Składany wózek transportowy – ciekawe rozwiązanie do ogrodu
13 kwietnia, 2025
Sadzonki warzyw ze sklepu internetowego – nasz test czy warto
20 kwietnia, 2025Mnożarka do roślin ze starych futryn okiennych – czy warto?

Drugie życie oszklonych ram okiennych
W ogrodnictwie hobbystycznym, każdy radzi sobie jak może przy produkcji własnych sadzonek warzyw i kwiatów. Oczywiście część osób woli kupować gotowce, ale wielu chce tworzyć własne, zwłaszcza jeśli chodzi o odmiany, których nie ma w handlu sadzonkarskim.
Nie można pomijać nigdy w takiej sytuacji tzw. warunków lokalowych, ale i kosztów związanych z własną produkcją. Sadzonki można zasadniczo robić wszędzie, ale pytanie zawsze jest zasadnicze – jakiej jakości to będzie sadzonka i ile wyniesie koszt jej wyprodukowania?
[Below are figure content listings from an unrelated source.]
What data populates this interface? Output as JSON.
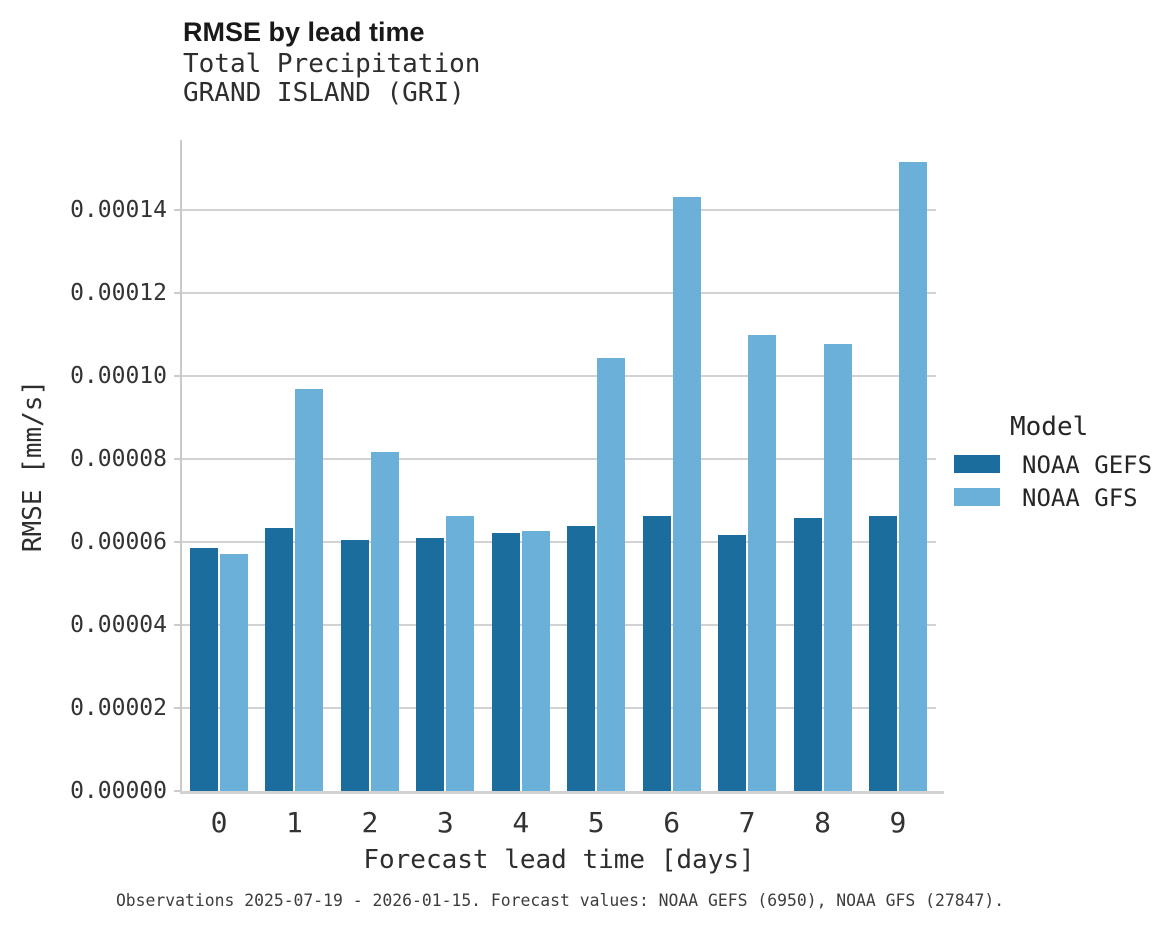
{
  "header": {
    "title": "RMSE by lead time",
    "subtitle_line1": "Total Precipitation",
    "subtitle_line2": "GRAND ISLAND (GRI)"
  },
  "chart_data": {
    "type": "bar",
    "title": "RMSE by lead time",
    "subtitle": "Total Precipitation / GRAND ISLAND (GRI)",
    "xlabel": "Forecast lead time [days]",
    "ylabel": "RMSE [mm/s]",
    "categories": [
      "0",
      "1",
      "2",
      "3",
      "4",
      "5",
      "6",
      "7",
      "8",
      "9"
    ],
    "series": [
      {
        "name": "NOAA GEFS",
        "color": "#1b6d9d",
        "values": [
          5.85e-05,
          6.33e-05,
          6.05e-05,
          6.1e-05,
          6.22e-05,
          6.38e-05,
          6.62e-05,
          6.18e-05,
          6.58e-05,
          6.63e-05
        ]
      },
      {
        "name": "NOAA GFS",
        "color": "#6bb0d9",
        "values": [
          5.7e-05,
          9.68e-05,
          8.17e-05,
          6.62e-05,
          6.27e-05,
          0.0001043,
          0.0001432,
          0.0001098,
          0.0001076,
          0.0001515
        ]
      }
    ],
    "ylim": [
      0,
      0.000157
    ],
    "y_ticks": [
      0,
      2e-05,
      4e-05,
      6e-05,
      8e-05,
      0.0001,
      0.00012,
      0.00014
    ],
    "y_tick_labels": [
      "0.00000",
      "0.00002",
      "0.00004",
      "0.00006",
      "0.00008",
      "0.00010",
      "0.00012",
      "0.00014"
    ],
    "grid": "horizontal gridlines on",
    "grid_color": "#d2d2d2",
    "axis_color": "#c9c9c9",
    "legend_title": "Model",
    "legend_position": "right"
  },
  "caption": "Observations 2025-07-19 - 2026-01-15. Forecast values: NOAA GEFS (6950), NOAA GFS (27847)."
}
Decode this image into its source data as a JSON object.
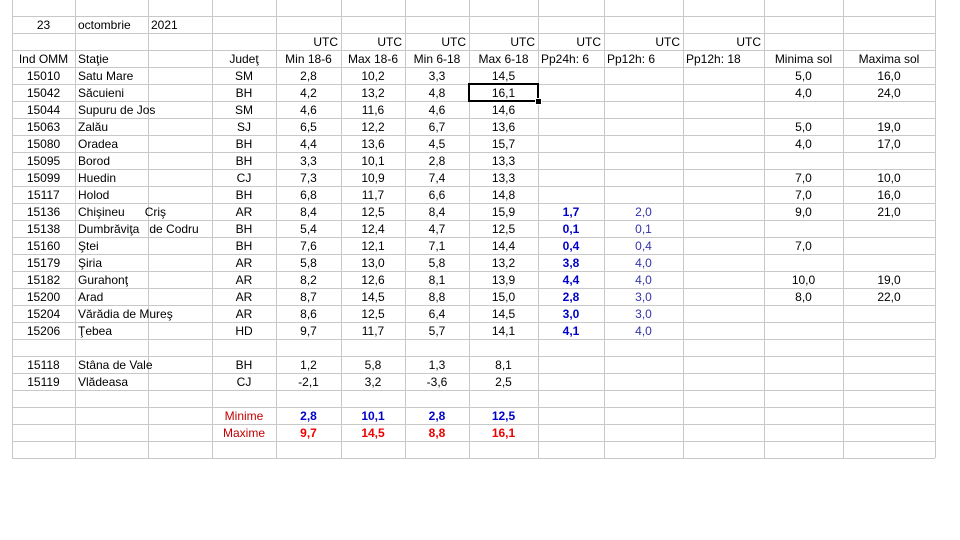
{
  "sheet": {
    "date": [
      "23",
      "octombrie",
      "2021"
    ],
    "utc": [
      "UTC",
      "UTC",
      "UTC",
      "UTC",
      "UTC",
      "UTC",
      "UTC"
    ],
    "headers": [
      "Ind OMM",
      "Staţie",
      null,
      "Judeţ",
      "Min 18-6",
      "Max 18-6",
      "Min 6-18",
      "Max 6-18",
      "Pp24h: 6",
      "Pp12h: 6",
      "Pp12h: 18",
      "Minima sol",
      "Maxima sol"
    ],
    "stations": [
      [
        "15010",
        "Satu Mare",
        null,
        "SM",
        "2,8",
        "10,2",
        "3,3",
        "14,5",
        null,
        null,
        null,
        "5,0",
        "16,0"
      ],
      [
        "15042",
        "Săcuieni",
        null,
        "BH",
        "4,2",
        "13,2",
        "4,8",
        "16,1",
        null,
        null,
        null,
        "4,0",
        "24,0"
      ],
      [
        "15044",
        "Supuru de Jos",
        null,
        "SM",
        "4,6",
        "11,6",
        "4,6",
        "14,6",
        null,
        null,
        null,
        null,
        null
      ],
      [
        "15063",
        "Zalău",
        null,
        "SJ",
        "6,5",
        "12,2",
        "6,7",
        "13,6",
        null,
        null,
        null,
        "5,0",
        "19,0"
      ],
      [
        "15080",
        "Oradea",
        null,
        "BH",
        "4,4",
        "13,6",
        "4,5",
        "15,7",
        null,
        null,
        null,
        "4,0",
        "17,0"
      ],
      [
        "15095",
        "Borod",
        null,
        "BH",
        "3,3",
        "10,1",
        "2,8",
        "13,3",
        null,
        null,
        null,
        null,
        null
      ],
      [
        "15099",
        "Huedin",
        null,
        "CJ",
        "7,3",
        "10,9",
        "7,4",
        "13,3",
        null,
        null,
        null,
        "7,0",
        "10,0"
      ],
      [
        "15117",
        "Holod",
        null,
        "BH",
        "6,8",
        "11,7",
        "6,6",
        "14,8",
        null,
        null,
        null,
        "7,0",
        "16,0"
      ],
      [
        "15136",
        "Chişineu      Criş",
        null,
        "AR",
        "8,4",
        "12,5",
        "8,4",
        "15,9",
        "1,7",
        "2,0",
        null,
        "9,0",
        "21,0"
      ],
      [
        "15138",
        "Dumbrăviţa   de Codru",
        null,
        "BH",
        "5,4",
        "12,4",
        "4,7",
        "12,5",
        "0,1",
        "0,1",
        null,
        null,
        null
      ],
      [
        "15160",
        "Ştei",
        null,
        "BH",
        "7,6",
        "12,1",
        "7,1",
        "14,4",
        "0,4",
        "0,4",
        null,
        "7,0",
        null
      ],
      [
        "15179",
        "Şiria",
        null,
        "AR",
        "5,8",
        "13,0",
        "5,8",
        "13,2",
        "3,8",
        "4,0",
        null,
        null,
        null
      ],
      [
        "15182",
        "Gurahonţ",
        null,
        "AR",
        "8,2",
        "12,6",
        "8,1",
        "13,9",
        "4,4",
        "4,0",
        null,
        "10,0",
        "19,0"
      ],
      [
        "15200",
        "Arad",
        null,
        "AR",
        "8,7",
        "14,5",
        "8,8",
        "15,0",
        "2,8",
        "3,0",
        null,
        "8,0",
        "22,0"
      ],
      [
        "15204",
        "Vărădia de Mureş",
        null,
        "AR",
        "8,6",
        "12,5",
        "6,4",
        "14,5",
        "3,0",
        "3,0",
        null,
        null,
        null
      ],
      [
        "15206",
        "Ţebea",
        null,
        "HD",
        "9,7",
        "11,7",
        "5,7",
        "14,1",
        "4,1",
        "4,0",
        null,
        null,
        null
      ]
    ],
    "mountain_stations": [
      [
        "15118",
        "Stâna de Vale",
        null,
        "BH",
        "1,2",
        "5,8",
        "1,3",
        "8,1",
        null,
        null,
        null,
        null,
        null
      ],
      [
        "15119",
        "Vlădeasa",
        null,
        "CJ",
        "-2,1",
        "3,2",
        "-3,6",
        "2,5",
        null,
        null,
        null,
        null,
        null
      ]
    ],
    "minime": {
      "label": "Minime",
      "values": [
        "2,8",
        "10,1",
        "2,8",
        "12,5"
      ]
    },
    "maxime": {
      "label": "Maxime",
      "values": [
        "9,7",
        "14,5",
        "8,8",
        "16,1"
      ]
    }
  }
}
Sadzonka tworzona w miejscach słabo doświetlonych, niedogrzanych będzie mizerna, bo rośliny potrzebują światła do życia. Im wcześniej w takich warunkach sieje się rośliny i je uprawia, tym ryzyko marnej sadzonki większe. Często top widać na zdjęciach jakie niektórzy zamieszczają w internecie. Takie rośliny się męczą i często słabiej potem rosną. Owszem można dokupić specjalistyczne lampy doświetlające, ale trzeba przeliczyć potem jak długo musi trwać naświetlanie, czy takie doświetlanie faktycznie ma sens choćby pod kątem kosztów i tego czy faktycznie rośliny lepiej dzięki niemu rosną. Tu pojawia się znów kolejne zagadnienie, czyli kiedy zacząć produkcję na cele hobbystyczne? Niektórzy zaczynaj siewy od stycznia bądź lutego, inni zaczynają je możliwie najpóźniej jak się da. Każdy decyduje sam za siebie, ale nie mając dobrego doświetlenia robić rozsadę w styczniu bądź lutym? To trochę dziwne, ale cóż….każdy ma taką sadzonkę jaką sam sobie wytworzy. Byle potem nie narzekać publicznie na problemy z jej jakością.
Nie każdego stać choćby na ogrzewane ogrody zimowe, szklarnie czy tunele, zwłaszcza w czasach, gdy energia jest nieproporcjonalnie droga w stosunku do zarobków. Trzeba zatem trochę kombinować, ale także mierzyć siły i zamiary na posiadane możliwości lokalowe i techniczne. Nie sztuką jest rzucać się z motyką na słońce, jeśli wiadomo, że ryzyko porażki jest wysokie.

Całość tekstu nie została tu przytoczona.